When writing about “preschool,” we need to know how to spell it. You might think spelling it is the easy part, but some people write it in its hyphenated form (which isn’t necessarily correct). This article will look into whether it’s one or two words.

Preschool vs. Pre-school

“Preschool” should always be written as one word. It is officially recognized when written in this form because it uses the prefix “pre-” to modify the root word “school.” There is never a reason to hyphenate prefix words like “preschool,” which is why “pre-school” is not used.

Preschool or Pre-school?

According to Google Ngram Viewer, “preschool” is by far the most popular choice that many native speakers use in their writing. However, there are still some listed cases where “pre-school” is used.

Preschool or Pre-school - Statistics

While the graph does show that “pre-school” is used in some cases, that does not mean it’s correct. We only need to refer to some dictionaries to understand that it’s much better to group the words rather than hyphenate them.

In The Oxford Dictionary and The Cambridge Dictionary, only “preschool” is defined. This shows that both dictionaries value the one-word variation since “pre-” is a prefix, which means that no hyphen is required when it modifies the root word of “school.”


“Preschool” is always correct. When working with prefixes in English, it can be common for people to mistakenly include hyphens when they’re unnecessary. This common trait is what leads to confusion about the hyphenated form, but “preschool” should never have a hyphen.

Here are some other “pre-” prefix words to help you understand more about it:

  • Premeditated
  • Predict
  • Preview
  • Prefix
  • Precise

As you can see, none of the above forms are hyphenated. They simply use “pre-” to modify the root word that comes after them. The same applies when using “preschool.”

We use “pre-” to mean “before,” so “preschool” would apply when we’re looking to talk about the years that occur “before school.”

Here are a few examples that would be good for you to understand:

  1. I know of a few good preschool teachers who will be more than happy to help your son with his studies.
  2. Preschool is where it all starts!
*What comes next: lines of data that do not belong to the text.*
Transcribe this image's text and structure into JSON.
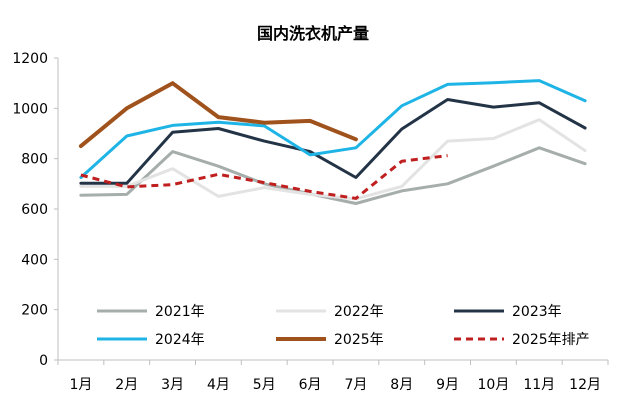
{
  "chart_data": {
    "type": "line",
    "title": "国内洗衣机产量",
    "xlabel": "",
    "ylabel": "",
    "categories": [
      "1月",
      "2月",
      "3月",
      "4月",
      "5月",
      "6月",
      "7月",
      "8月",
      "9月",
      "10月",
      "11月",
      "12月"
    ],
    "ylim": [
      0,
      1200
    ],
    "yticks": [
      "0",
      "200",
      "400",
      "600",
      "800",
      "1000",
      "1200"
    ],
    "grid": false,
    "legend_position": "bottom",
    "series": [
      {
        "name": "2021年",
        "color": "#a6aeab",
        "dash": "solid",
        "width": 3,
        "values": [
          655,
          658,
          828,
          770,
          700,
          660,
          622,
          672,
          700,
          770,
          843,
          780
        ]
      },
      {
        "name": "2022年",
        "color": "#e3e3e3",
        "dash": "solid",
        "width": 3,
        "values": [
          690,
          690,
          760,
          650,
          685,
          658,
          640,
          690,
          870,
          880,
          955,
          832
        ]
      },
      {
        "name": "2023年",
        "color": "#243447",
        "dash": "solid",
        "width": 3,
        "values": [
          702,
          702,
          905,
          920,
          870,
          828,
          725,
          918,
          1035,
          1005,
          1022,
          922
        ]
      },
      {
        "name": "2024年",
        "color": "#1fb4e6",
        "dash": "solid",
        "width": 3,
        "values": [
          725,
          890,
          932,
          945,
          930,
          815,
          843,
          1010,
          1095,
          1102,
          1110,
          1030
        ]
      },
      {
        "name": "2025年",
        "color": "#a0521c",
        "dash": "solid",
        "width": 4,
        "values": [
          850,
          1000,
          1100,
          965,
          943,
          950,
          877,
          null,
          null,
          null,
          null,
          null
        ]
      },
      {
        "name": "2025年排产",
        "color": "#c01f1f",
        "dash": "dashed",
        "width": 3,
        "values": [
          735,
          688,
          697,
          738,
          705,
          670,
          642,
          790,
          812,
          null,
          null,
          null
        ]
      }
    ]
  }
}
You’re about to begin your life now, and we can’t wait to see how you grow up.
  3. I didn’t enjoy my time at preschool! I enjoyed it when I got older because I missed all the things I used to do.
  4. If you don’t enjoy your first day at preschool, I’ll be sure to come in again and take you right out of it, okay?


We do not write “pre-school” as a hyphenated form. This is because “pre” is not an official word (it’s a prefix), so there is never going to be a reason where the formation of “pre school” appears in writing. Therefore, there is no reason to group them with a hyphen.

AP Stylebook guidelines teach us that when multiple words modify the same noun, they should be hyphenated to demonstrate the effect. For example, if “make” and “believe” are put together, we would turn it into “make-believe” as an adjective.

The same cannot be said for “preschool” since “pre” is not a word that you’d find in a sentence. We only need to look into some other “pre-” prefix words to see that hyphenated forms are not used (i.e. “pre-fix” is incorrect).

These examples should help clear things up:

  • Correct: I’m not going to be able to take you to preschool today, sport. Are you going to be okay?
  • Incorrect: If you’re not in pre-school by nine o’clock, the teachers are going to ask me what happened to you!
  • Correct: I didn’t want to go back to preschool, but I knew it would make my mom happy.
  • Incorrect: If pre-school was so bad, why did so many of the children enjoy their time there?

Is “School” Capitalized In The Word “Pre-School”?

Since we do not hyphenate “pre-school,” there is no reason to know more about the hyphenated form. Some people get confused about capitalization with hyphens, but it does not apply here.

Instead, you only need to worry about capitalizing “preschool” when it starts a sentence or is in a title. Any other time does not matter because it is not a proper noun.